63% of statistics are made up spontaneously for effect.
Check with companies that make safety harnesses for construction workers or the guys who drag race. They can make you certified belts and you can be safe and look good.
It is true that sun faded belts are very weak. The sun affects the stitching as well as the webbing. Over here, they will fail you on a Warrent of Fitness for faded seatbelts. I got mine re-webbed in order to keep the original ( unobtainable ) fittings. Just make sure the webbing they use is the same thickness ( about 1/8" I think ) otherwise they will keep coming loose. New cars use thinner webbing. I didn't realise that until I got mine back, and they are forever coming loose.

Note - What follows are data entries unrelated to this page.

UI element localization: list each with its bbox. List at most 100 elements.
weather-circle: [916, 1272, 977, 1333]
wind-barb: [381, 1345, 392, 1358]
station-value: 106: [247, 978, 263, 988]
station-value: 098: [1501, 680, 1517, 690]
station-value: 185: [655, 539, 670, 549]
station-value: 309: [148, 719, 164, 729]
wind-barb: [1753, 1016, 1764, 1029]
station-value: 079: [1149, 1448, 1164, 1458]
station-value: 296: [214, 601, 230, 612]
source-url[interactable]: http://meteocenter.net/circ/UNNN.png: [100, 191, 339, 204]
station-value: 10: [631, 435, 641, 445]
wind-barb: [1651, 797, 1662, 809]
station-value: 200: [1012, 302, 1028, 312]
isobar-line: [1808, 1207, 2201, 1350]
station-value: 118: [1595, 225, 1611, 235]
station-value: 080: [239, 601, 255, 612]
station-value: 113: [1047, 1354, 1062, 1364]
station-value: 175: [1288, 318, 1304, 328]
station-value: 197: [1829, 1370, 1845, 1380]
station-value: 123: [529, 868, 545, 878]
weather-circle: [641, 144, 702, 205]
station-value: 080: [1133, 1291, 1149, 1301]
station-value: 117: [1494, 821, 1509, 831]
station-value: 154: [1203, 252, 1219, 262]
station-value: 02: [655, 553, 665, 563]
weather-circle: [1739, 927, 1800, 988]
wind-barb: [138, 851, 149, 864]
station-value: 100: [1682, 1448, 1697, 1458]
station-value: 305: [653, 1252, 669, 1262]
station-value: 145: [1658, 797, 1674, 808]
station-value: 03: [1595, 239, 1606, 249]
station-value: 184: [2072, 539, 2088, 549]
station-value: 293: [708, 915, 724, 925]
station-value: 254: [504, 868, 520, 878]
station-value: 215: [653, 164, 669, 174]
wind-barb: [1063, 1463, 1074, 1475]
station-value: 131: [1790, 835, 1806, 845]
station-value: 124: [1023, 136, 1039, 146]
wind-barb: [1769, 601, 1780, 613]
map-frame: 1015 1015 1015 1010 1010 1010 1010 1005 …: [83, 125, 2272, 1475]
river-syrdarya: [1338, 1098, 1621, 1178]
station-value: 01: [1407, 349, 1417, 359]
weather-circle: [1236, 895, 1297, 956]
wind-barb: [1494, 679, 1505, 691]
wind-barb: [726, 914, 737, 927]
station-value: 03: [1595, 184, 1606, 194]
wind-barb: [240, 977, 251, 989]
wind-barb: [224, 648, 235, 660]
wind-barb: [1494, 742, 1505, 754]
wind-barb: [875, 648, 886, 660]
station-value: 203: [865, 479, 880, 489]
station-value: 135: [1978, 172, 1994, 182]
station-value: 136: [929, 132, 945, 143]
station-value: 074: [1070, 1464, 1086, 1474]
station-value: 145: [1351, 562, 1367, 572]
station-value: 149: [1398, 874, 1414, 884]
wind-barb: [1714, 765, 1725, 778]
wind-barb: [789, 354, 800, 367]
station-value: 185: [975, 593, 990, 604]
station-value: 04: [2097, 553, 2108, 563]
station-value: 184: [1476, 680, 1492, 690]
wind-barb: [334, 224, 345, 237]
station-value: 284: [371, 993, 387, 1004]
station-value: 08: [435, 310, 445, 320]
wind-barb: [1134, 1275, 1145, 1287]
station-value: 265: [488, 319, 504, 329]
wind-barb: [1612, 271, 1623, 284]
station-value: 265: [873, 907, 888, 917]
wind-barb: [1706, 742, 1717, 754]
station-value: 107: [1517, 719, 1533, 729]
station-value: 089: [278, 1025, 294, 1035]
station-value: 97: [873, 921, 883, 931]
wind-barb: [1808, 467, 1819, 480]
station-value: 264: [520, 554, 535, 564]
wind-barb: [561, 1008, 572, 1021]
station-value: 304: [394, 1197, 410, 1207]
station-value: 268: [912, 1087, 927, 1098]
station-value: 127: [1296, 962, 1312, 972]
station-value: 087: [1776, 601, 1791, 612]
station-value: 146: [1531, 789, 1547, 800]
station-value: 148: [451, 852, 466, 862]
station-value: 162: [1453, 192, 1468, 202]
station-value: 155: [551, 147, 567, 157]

I recently replaced mine with a set of these. I'm very happy with them. This is the photo from the Moss catalogue.
Pete
I recently installed the inertia reel belts from Moss. They work great and from any angle. I gave up on the Securon brand.
Mike
I put new ones from Moss in the GT. Not expensive (not inertia reel), look good and work great.
Please, please do NOT refurbish webbing, or use scrapyard seatbelts. They can be very dangerous, and old webbing can fail when loaded.
The absolute first things I replaced when I bought my B last April was the seatbelts. Someone had cut out the original 3 point belts and put in two point belts. Certainly makes for fewer issues when the top is down. HOWEVER - these are 30+ year old convertibles. If I'm in an accident I want to be held in place, not launched into space over the 'boot'. I bought the Moss 3 point inertia belts and am very happen with them.
Good point, Julian - in cars like these, two point belts may actually be worse than no belt at all!
Thanks for all the advice. I hadn't considered "rewebbing". Where do you get this done, at an auto upholstery/convertable top place?